“O que você não tem mais que te entristece tanto?” É com essa pergunta que Biá, uma psicanalista aposentada, apaixonada por literatura, aborda a jovem jornalista Olívia pela primeira vez ao encontrá-la sentada à mesa de um sebo improvisado. A provocação inesperada, vinda de uma estranha, desencadeia uma sucessão de encontros marcados pela intimidade crescente que, aos poucos, revelam as histórias das duas protagonistas de “A Natureza da Mordida”, segundo livro da carreira de Carla Madeira, que estava esgotado há tempos e será lançado em nova edição pela Ed. Record, em novembro.
“É um romance que conta a história de uma psicanalista que se encontra com uma jornalista e dali nasce uma grande amizade”, conta Carla Madeira ao GLMRM. “Elas se encontram em um momento de extrema fragilidade das duas”, completa.
No livro, que ganhou novo projeto gráfico, a narrativa retoma o interesse da autora pelos conflitos humanos e temas como culpa e perdão, desejo e amor. “A história, que é narrada por ambas, foi meu segundo romance publicado e estava esgotado há uns dois anos, então, agora estamos relançando pela Editora Record. Muitos leitores vinham me pedindo pra relançar ele e eu já queria ter feito isso no início do ano, mas, quis mexer um pouco no livro antes disso.
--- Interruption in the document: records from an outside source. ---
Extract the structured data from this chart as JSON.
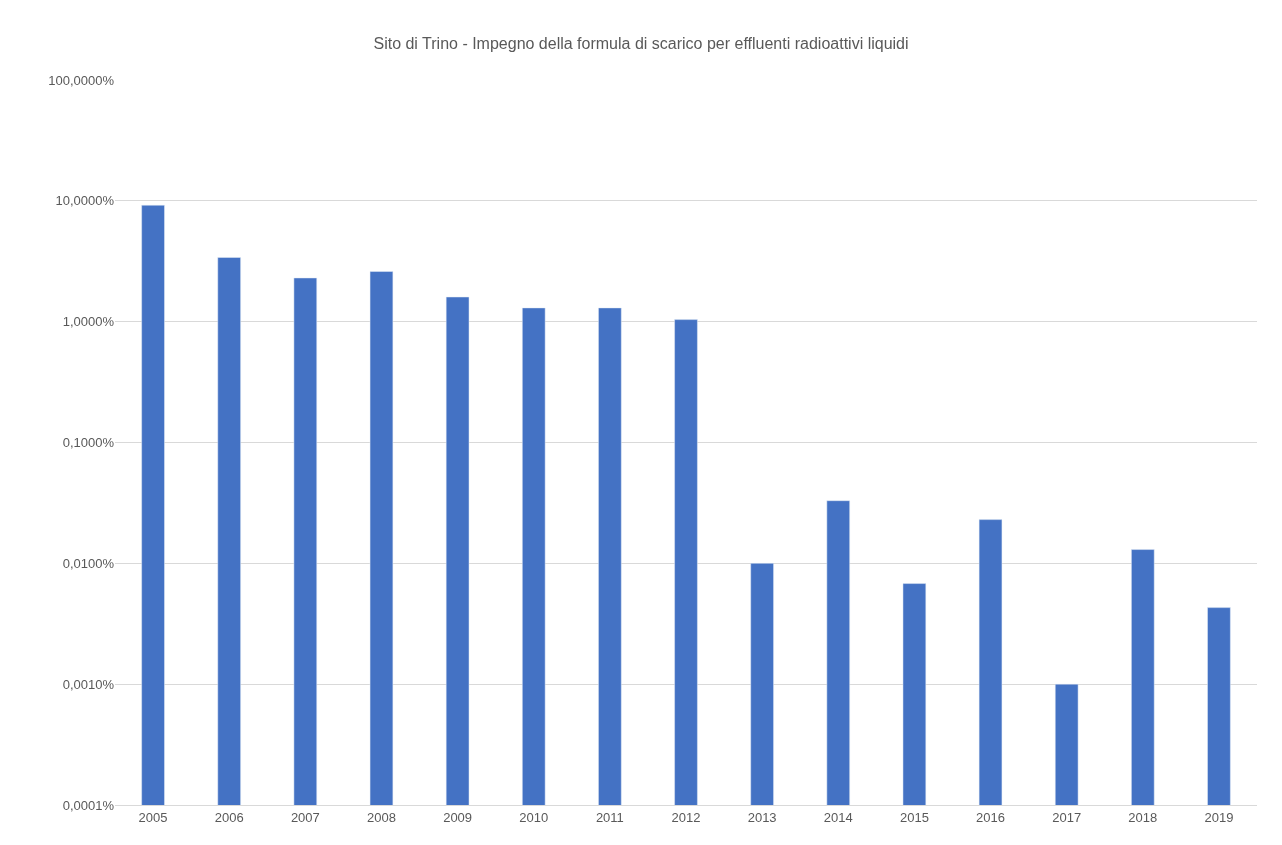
{
  "chart_data": {
    "type": "bar",
    "title": "Sito di Trino - Impegno della formula di scarico per effluenti radioattivi liquidi",
    "categories": [
      "2005",
      "2006",
      "2007",
      "2008",
      "2009",
      "2010",
      "2011",
      "2012",
      "2013",
      "2014",
      "2015",
      "2016",
      "2017",
      "2018",
      "2019"
    ],
    "values": [
      9.2,
      3.4,
      2.3,
      2.6,
      1.6,
      1.3,
      1.3,
      1.04,
      0.01,
      0.033,
      0.0068,
      0.023,
      0.001,
      0.013,
      0.0043
    ],
    "color": "#4472c4",
    "log": "y",
    "ylim": [
      0.0001,
      100
    ],
    "yticks": [
      {
        "value": 0.0001,
        "label": "0,0001%"
      },
      {
        "value": 0.001,
        "label": "0,0010%"
      },
      {
        "value": 0.01,
        "label": "0,0100%"
      },
      {
        "value": 0.1,
        "label": "0,1000%"
      },
      {
        "value": 1,
        "label": "1,0000%"
      },
      {
        "value": 10,
        "label": "10,0000%"
      },
      {
        "value": 100,
        "label": "100,0000%"
      }
    ],
    "grid": "y"
  }
}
Nada estrutural, apenas rever algumas questões que eu achava que poderiam ficar melhor”, explica.
Com alternância entre as vozes, a força narrativa objetiva, descritiva e linear de Olívia contrapõe-se às anotações esparsas de Biá, cujos fragmentos de uma memória já falha e pouco confiável conduzem a um ponto de virada na trama. Assim, a autora nos mostra eventos que marcaram o passado de cada uma, evidenciando o paralelo entre as diferentes formas de abandono.
Como nos outros romances da autora, as personagens parecem saltar do papel para colocar o leitor diante de questões universais, entre elas a incondicionalidade do amor, a força do desejo, a culpa e o esquecimento, a memória e sua dinâmica inescrutável com o perdão. É também um livro sobre amizade, onde a narrativa singular, potente e envolvente de “A Natureza da Mordida” reafirma o talento de Carla Madeira e a coloca em lugar de destaque na literatura nacional contemporânea.
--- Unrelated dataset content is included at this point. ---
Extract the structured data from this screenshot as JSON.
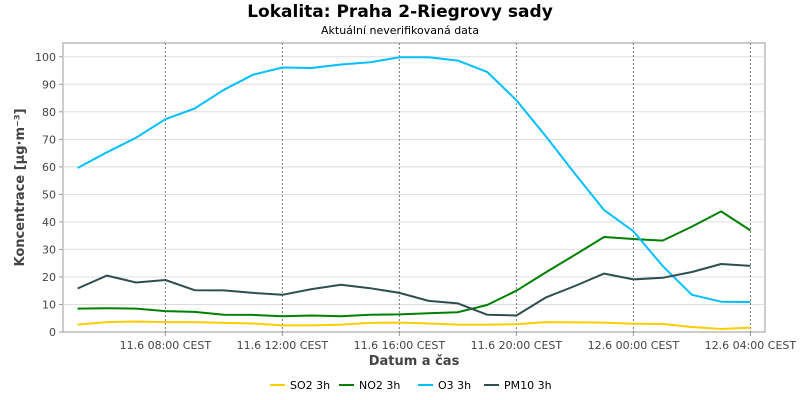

Carla, que foi a brasileira que mais vendeu livros de ficção nacional em 2021 e 2022, diz que acredita na força da literatura como uma arte essencial para nos colocar diante de outro ponto de vista, nos colocar no lugar do outro e ter a experiência da empatia.
“Tenho personagens femininos muito fortes, que acho que têm conquistado as mulheres e elas têm se mobilizado mais nos grupos de leitura, então, realmente sinto que existe uma força grande da leitura junto às mulheres.”
A autora finaliza: “Mas, essa discussão do feminino que precisa estar presente em homens e mulheres como uma energia que lida com as questões em aberto, com as questões de subjetividade, lida com uma série de questões fundamentais para todos os corpos, e nesse sentido tenho visto um crescimento entre leitores homens e mulheres”.